Leon Surrette mentioned to me at the ALA conference in Boston that Mcluhan's "Gutenberg Universe" had pertinence to a way of understanding/reading Pound.
"Death was the first mystery, and it placed man on the track of
other mysteries. It raised [induced?] his thoughts from the
visible to the invisible, from the transitory to the eternal, from the human
to the divine."
from "The Ancient City," by Fustel de Coulanges. Page 17
Robert E. Kibler, PhD
Associate Professor of English and Humanities
Minot State University, Minot North Dakota
701 858 3876
From: - Ezra Pound discussion list of the University of Maine [[log in to unmask]] on behalf of Bob Dobbs [[log in to unmask]]

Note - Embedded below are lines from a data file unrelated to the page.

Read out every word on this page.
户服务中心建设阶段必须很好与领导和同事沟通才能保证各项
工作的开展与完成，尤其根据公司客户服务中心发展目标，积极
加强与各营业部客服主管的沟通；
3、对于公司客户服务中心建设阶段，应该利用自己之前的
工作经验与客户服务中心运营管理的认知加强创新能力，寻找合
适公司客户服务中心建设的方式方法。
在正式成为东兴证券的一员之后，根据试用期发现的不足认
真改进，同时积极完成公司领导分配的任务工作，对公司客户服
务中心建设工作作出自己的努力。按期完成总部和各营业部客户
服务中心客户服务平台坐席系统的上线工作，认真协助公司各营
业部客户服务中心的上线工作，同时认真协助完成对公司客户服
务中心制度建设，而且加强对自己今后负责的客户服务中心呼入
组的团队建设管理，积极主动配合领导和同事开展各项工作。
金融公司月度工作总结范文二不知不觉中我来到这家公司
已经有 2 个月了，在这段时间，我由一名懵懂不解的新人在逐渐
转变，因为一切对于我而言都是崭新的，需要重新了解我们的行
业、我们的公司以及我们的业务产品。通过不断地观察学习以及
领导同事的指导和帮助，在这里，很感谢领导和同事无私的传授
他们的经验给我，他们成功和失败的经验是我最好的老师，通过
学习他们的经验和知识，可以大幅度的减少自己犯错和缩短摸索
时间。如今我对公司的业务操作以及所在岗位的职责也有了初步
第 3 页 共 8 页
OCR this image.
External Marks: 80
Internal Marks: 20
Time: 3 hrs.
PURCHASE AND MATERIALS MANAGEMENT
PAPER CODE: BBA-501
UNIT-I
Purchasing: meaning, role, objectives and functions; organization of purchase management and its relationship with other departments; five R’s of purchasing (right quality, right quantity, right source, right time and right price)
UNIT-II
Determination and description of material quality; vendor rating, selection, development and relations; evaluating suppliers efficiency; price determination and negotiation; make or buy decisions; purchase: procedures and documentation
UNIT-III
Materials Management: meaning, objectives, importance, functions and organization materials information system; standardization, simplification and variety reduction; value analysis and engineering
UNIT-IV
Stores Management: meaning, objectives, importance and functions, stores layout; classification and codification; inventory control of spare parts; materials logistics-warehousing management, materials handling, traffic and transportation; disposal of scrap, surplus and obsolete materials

Sent: Monday, September 30, 2013 5:58 PM
To: [log in to unmask]
Subject: Re: Two of my favorite Pound Quotes:
Composer and Pound scholar, R. Murray Schafer, who attended McLuhan's class in the early 50s, was fond of telling how McLuhan would teach that "Finnegans Wake was a radio program, not a book".
I failed to ask Schafer what McLuhan said to his students about "The Cantos."
McLuhan wrote in 1957 that Wyndham Lewis was the first to use the media "en bloc" in his writings.
McLuhan student, Joe Keogh, wrote an article in the early 80s pointing out the mating of the page and the telephone in "The Love Song of J. Alfred Prufrock".
McLuhan's first PhD. student, Donald Theall ( former President of Trent University), pointed out in his PhD (1954) that Joyce did not have his writing imitate modern communications but took aspects of them to enhance his written art.
It would seem that McLuhan felt that the electric and electronic forms were the key to understanding the Radical Modernist innovations created by the "Men of 1914".
Does anybody know if teachers of later generations made these points in their pedagogy?
I see Peter Montgomery, student of McLuhan in the early 60s, is on this list.
Did McLuhan mention these ideas in the classes you attended, Peter?
On Sep 29, 2013, at 11:59 PM, Michael Edmunds wrote:
> These quotes certainly add some insight into McLuhan's work and its relationship to Pound. McLuhan's visit ( and correspondence ), with Kenner, to visit Pound and McLuhan's last public talk before his death on Pound can be better understood now with these references. Thanks Bob.